A new study by Apple’s artificial intelligence scientists revealed that engines based on large language models, such as those from Meta and OpenAI, still lack basic reasoning skills.
The research team has proposed a new benchmark, GSM-Symbolic, to aid in measuring the reasoning capabilities of various large language models (LLMs). Their initial tests show that minor changes in query wording can result in significantly different answers, undermining model reliability.

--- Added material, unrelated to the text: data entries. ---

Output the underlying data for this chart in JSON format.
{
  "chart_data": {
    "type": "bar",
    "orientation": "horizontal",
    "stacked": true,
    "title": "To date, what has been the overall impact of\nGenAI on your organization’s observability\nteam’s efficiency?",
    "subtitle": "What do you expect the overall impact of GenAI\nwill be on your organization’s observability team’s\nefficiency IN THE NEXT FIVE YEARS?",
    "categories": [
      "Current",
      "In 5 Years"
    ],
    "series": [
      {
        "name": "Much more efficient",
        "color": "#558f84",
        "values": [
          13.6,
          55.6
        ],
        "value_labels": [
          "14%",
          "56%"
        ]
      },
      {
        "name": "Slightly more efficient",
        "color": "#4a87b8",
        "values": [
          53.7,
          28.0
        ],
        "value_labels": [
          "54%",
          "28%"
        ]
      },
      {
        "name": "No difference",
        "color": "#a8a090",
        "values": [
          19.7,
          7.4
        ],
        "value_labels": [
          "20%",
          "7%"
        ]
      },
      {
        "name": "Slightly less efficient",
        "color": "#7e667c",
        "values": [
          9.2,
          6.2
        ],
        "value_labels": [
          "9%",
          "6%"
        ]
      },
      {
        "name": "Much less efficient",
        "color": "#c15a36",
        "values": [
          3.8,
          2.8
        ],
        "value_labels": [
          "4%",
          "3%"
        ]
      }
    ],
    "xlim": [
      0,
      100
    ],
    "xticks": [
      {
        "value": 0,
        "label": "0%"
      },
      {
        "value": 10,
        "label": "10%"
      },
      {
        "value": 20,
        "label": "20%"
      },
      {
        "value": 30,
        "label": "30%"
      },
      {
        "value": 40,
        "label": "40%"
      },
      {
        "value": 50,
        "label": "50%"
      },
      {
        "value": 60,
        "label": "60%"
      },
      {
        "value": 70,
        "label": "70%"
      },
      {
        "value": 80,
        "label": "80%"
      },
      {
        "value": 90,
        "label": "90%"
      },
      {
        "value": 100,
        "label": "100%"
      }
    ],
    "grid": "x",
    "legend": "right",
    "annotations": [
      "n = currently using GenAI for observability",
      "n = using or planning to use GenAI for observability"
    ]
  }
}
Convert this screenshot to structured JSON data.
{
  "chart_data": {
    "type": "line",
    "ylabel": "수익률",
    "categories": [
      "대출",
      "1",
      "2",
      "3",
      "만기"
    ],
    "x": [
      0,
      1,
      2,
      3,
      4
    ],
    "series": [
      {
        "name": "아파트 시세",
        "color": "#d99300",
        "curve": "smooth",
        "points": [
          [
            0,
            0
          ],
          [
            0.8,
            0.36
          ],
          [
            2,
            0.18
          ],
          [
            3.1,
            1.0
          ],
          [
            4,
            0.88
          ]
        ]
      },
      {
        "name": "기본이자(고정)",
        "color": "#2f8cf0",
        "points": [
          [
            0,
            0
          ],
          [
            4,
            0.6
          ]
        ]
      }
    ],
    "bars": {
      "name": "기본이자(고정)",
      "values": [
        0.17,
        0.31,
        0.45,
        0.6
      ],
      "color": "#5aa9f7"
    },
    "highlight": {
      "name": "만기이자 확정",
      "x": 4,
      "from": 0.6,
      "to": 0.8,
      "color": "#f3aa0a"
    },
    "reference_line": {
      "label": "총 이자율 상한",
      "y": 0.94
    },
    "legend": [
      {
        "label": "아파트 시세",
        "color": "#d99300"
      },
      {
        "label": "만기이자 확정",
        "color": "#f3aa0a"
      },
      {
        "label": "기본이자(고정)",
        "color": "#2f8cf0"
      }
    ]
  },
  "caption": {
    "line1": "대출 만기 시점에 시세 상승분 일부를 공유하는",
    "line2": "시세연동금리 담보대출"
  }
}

The scientists examined the "fragility" of mathematical reasoning by adding contextual information to their queries, which a human would understand but which should not affect the underlying mathematics of the solution.
This led to inconsistent answers. "Specifically, the performance of all models declines [even] when only the numerical values in the question are altered in the GSM-Symbolic benchmark," the team noted.
"Furthermore, the fragility of mathematical reasoning in these models [demonstrates] that their performance significantly deteriorates as the number of clauses in a question increases."
The study found that adding even one sentence that seems relevant to a math question can reduce the answer’s accuracy by up to 65 per cent.
"There is just no way you can build reliable agents on this foundation, where changing a word or two in irrelevant ways or adding a few bits of irrelevant info can give you a different answer," the study concluded.
A particular example highlights an absence of critical thinking. The team created a math problem, "GSM-NoOp", similar to elementary "word problems".
The task began with information to formulate a result: "Oliver picks 44 kiwi fruit on Friday. Then he picks 58 on Saturday. On Sunday, he picks double the number of kiwis he did on Friday." It then added an irrelevant clause: "Five of them were a bit smaller than average," before asking, "How many kiwi fruit does Oliver have?"
OpenAI's model and Meta's Llama3-8b incorrectly subtracted the five smaller kiwis from the total result.
The study's findings align with a 2019 study showing AI models could be confused by added background information about the Super Bowl quarterbacks, resulting in incorrect answers.
"We found no formal reasoning in language models," the recent study concluded. The behaviour of LLMs "is better explained by sophisticated pattern matching," which is "so fragile that changing names can alter results."